Questo articolo fa parte dello speciale Meno parlamentari: sì o no?
Si torna a votare per un referendum costituzionale confermativo dopo che le ultime due volte l’appello al voto ha bocciato una riforma approvata dal Parlamento. Questa volta si tratta di una misura limitata e specifica: la riduzione del numero dei parlamentari. A me pare utile partire da qui: era emerso con chiarezza nel dibattito pubblico proprio nell’ultima occasione del 2016 che ogni riforma costituzionale complessa con ambizioni sistemiche è anche in realtà ambigua, perché porta l’elettore a dover approvare l’insieme, facendo inevitabilmente perno su qualche misura più attrattiva di altre e trasformando di fatto il voto sul merito dei cambiamenti in un plebiscito pro o contro i promotori (con tutto il rischio del caso, amplificato quando questi coincidono con il governo). Qui siamo invece – e dal mio punto di vista questo è del tutto positivo in termini di metodo – a una modificazione specifica e non suscettibile di tante incertezze.
In termini di merito, la proposta di ridurre il numero dei parlamentari in Italia ha una lunga storia ed era stata avanzata da più parti. Quello italiano (con 945 parlamentari) è da tempo uno dei parlamenti nazionali più pletorici rispetto agli Stati democratici paragonabili al nostro Paese, pur ammesso che i confronti non sempre sono lineari. Il loro numero rispecchiava un’epoca in cui le forme comunicative, gli spostamenti, la circolazione delle notizie erano drammaticamente più lenti di oggi. Non ci sono più le ragioni di quell’ampiezza numerica determinata nel 1948 e fissata nel 1963. Ora, alla fine la riforma è stata approvata fondamentalmente sulla spinta del M5S e della sua campagna contro la “casta” e critica della funzione dei rappresentanti rispetto ai rappresentati. Questo può essere e dal mio punto di vista oggettivamente costituisce un limite, data la modalità becera e grezza di questa polemica, ma distinguere il merito dal contesto è sempre possibile.

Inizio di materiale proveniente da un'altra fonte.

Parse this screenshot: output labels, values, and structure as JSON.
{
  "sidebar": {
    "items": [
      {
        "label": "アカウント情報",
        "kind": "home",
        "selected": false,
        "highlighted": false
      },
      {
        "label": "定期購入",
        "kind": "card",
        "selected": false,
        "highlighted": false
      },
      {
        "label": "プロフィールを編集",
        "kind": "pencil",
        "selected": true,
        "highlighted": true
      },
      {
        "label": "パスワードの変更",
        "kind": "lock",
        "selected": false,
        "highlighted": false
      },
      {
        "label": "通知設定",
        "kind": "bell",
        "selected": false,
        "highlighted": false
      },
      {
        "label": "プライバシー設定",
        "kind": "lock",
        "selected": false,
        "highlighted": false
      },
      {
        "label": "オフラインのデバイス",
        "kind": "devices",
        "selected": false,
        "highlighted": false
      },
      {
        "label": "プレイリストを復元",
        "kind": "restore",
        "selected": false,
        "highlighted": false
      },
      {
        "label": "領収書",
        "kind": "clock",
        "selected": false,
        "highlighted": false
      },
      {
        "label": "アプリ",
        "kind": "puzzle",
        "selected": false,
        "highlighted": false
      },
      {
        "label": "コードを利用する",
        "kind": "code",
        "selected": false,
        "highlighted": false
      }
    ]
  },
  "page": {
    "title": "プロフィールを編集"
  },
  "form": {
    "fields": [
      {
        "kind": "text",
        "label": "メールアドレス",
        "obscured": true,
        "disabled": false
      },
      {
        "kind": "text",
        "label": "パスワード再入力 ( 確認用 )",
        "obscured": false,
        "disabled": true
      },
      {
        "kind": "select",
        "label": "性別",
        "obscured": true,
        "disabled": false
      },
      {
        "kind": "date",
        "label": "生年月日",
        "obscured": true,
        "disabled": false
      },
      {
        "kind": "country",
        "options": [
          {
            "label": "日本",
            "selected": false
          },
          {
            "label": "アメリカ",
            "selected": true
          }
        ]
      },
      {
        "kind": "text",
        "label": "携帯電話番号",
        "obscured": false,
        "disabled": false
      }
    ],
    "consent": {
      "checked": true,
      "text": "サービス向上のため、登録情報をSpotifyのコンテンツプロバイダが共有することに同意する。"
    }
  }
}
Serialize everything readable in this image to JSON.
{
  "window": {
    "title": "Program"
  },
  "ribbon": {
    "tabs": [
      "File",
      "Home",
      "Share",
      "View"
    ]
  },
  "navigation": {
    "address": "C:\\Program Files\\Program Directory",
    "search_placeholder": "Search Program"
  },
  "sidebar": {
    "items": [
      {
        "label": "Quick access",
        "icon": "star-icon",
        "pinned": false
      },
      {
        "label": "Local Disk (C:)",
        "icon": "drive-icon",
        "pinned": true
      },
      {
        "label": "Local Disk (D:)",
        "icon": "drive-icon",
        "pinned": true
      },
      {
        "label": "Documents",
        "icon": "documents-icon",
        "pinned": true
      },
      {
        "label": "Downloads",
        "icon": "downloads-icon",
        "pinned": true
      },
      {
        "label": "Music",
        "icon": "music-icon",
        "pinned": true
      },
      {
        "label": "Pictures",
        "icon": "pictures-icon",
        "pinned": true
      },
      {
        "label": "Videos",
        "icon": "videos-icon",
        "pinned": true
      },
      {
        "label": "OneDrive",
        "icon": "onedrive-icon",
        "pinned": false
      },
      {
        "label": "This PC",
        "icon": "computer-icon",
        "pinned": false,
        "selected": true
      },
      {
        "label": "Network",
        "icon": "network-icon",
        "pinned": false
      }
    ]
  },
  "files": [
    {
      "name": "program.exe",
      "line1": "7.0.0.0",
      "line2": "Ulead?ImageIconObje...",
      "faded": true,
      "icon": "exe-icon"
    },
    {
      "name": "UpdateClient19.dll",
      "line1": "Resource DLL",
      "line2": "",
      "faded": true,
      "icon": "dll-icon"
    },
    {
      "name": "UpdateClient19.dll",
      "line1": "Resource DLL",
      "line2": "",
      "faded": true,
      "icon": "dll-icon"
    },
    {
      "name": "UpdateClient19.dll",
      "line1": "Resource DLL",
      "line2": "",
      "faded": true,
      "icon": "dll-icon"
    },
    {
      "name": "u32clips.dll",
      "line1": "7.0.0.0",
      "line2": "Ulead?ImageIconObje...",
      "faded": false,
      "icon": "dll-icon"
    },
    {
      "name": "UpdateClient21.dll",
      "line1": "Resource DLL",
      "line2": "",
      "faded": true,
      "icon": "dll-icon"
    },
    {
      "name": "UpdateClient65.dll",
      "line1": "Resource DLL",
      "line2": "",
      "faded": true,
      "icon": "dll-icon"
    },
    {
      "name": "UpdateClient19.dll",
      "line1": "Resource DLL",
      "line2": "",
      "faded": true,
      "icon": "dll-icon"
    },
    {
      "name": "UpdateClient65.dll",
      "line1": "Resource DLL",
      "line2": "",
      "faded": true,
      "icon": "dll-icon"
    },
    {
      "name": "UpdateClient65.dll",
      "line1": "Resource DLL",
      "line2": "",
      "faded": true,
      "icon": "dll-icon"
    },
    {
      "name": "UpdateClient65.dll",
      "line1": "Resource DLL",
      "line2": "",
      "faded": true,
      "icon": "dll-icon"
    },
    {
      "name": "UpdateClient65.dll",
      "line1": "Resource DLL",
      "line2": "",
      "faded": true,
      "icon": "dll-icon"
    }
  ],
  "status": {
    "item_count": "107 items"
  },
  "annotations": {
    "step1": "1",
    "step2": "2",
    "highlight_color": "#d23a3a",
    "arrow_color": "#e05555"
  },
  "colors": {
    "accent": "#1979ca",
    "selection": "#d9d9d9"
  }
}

Peraltro, incardinata per la prima volta in occasione dell’accordo di governo successivo alle elezioni del 2018 (destra-M5S), non si può sottovalutare che alla fine la riforma sia stata approvata in seconda lettura alla Camera con una maggioranza enorme: l’ampiamento è stato frutto certamente del nuovo accordo di governo sinistra-M5S. I disinvolti cambi di posizione possono anche essere rubricati come opportunistici, ma alla fine convergono anche a mostrare che la questione in sé non è così drammaticamente centrale. Credo quindi che i toni accesi sulla qualità del futuro della democrazia – in positivo ma anche in negativo – sarebbe bene fossero messi da parte: la riforma è non epocale, ma non è nemmeno inutile. Un po’ di laicità e di disincanto aiuterebbero la discussione.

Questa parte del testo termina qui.